Kimbern - Stamm

Kimbern (auch Cimbern oder Zimbern) Dieses germanische Volk siedelte zunächst im nördlichen Jütland (heute Dänemark), ehe sie sich aus ungeklärter Ursache, vielleicht einer verheerenden Sturmflut, in südlicher Richtung in Bewegung setzten.

Sie wanderten nach Schlesien und Böhmen, dann nach Noricium. Hier besiegten sie 113 v. bei Norea (Neumarkt) ein römisches Heer. Auf der weiteren Suche nach Siedlungsraum bewegten sich die Kimbern nach Westen und drangen über den Rhein nach Gallien ein.

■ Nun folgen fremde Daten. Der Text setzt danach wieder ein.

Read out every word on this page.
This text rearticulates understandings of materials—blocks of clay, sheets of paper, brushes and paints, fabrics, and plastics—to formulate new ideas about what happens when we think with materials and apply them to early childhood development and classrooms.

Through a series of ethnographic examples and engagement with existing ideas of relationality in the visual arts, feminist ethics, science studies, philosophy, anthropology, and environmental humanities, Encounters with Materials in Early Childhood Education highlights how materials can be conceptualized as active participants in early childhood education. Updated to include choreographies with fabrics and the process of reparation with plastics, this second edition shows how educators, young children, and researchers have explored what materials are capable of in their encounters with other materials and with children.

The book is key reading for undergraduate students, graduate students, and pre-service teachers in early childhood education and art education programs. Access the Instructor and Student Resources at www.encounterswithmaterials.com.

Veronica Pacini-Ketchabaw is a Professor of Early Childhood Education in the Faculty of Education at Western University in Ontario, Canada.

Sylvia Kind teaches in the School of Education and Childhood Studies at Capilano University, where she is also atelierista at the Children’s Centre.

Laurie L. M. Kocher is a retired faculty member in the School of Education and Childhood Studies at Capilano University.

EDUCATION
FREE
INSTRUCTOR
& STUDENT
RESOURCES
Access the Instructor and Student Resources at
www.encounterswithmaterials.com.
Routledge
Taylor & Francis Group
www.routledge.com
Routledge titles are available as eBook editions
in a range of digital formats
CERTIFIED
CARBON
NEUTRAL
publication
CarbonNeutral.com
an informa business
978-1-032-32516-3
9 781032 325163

Nacheinander vernichten sie drei römische Heere (109, 107 und 105 v.), ehe ihnen die Keltiberer erstmals ernstlichen Widerstand entgegensetzten.
Die Kimbern zogen weiter, seit der unteren Seine vereint mit anderen wandernden Stämmen, den keltischen Helvetiern und den Teutonen. Die drei Stämme drangen südlich nach Italien, wodurch Rom den Kimbern gezwungermaßen Siedlungsgebiet nördlich des Po zuwies.

Wenig später hatte Rom seine Kräfte gesammelt und schlug 101 v. unter Marius bei Vercellae die Kimbern vernichtend, nachdem ein Jahr zuvor bei Aquae Sextiae die Teutonen geschlagen worden waren.

Zur Zeit des TACITUS saßen die im Norden verbliebenen Teile der Kimbern an der Nordseeküste. Von ihrem Zug sollten seinerzeit (vor 98 v.) noch ihre ausgedehnten Lagerplätze am Ufer des Rheins sichtbar gewesen sein (Germania, 29 u. 30).

Die Kimbern sollen im 2. Jahrhundert v.u.Z. die Runen aus dem Alpenraum nach Norden gebracht haben. Diese Runen sollen aus norditalienisch-etruskischen Alphabeten entwickelt wurden sein, wenngleich diese auch als germanische Eigenentwicklung gelten. Ein in Österreich gemachter Helmfund weist eine Runenischrift aus vermutlich jener Zeit auf.


Nach mancher Vermutung sind die Kimbern jenes von HOMER Kimmerioi genannte Volk im hohen Norden, das in einem Land dauernder Finsternis an der Grenze zum Tartaros gelebt haben soll (Odyssee 11.12f.).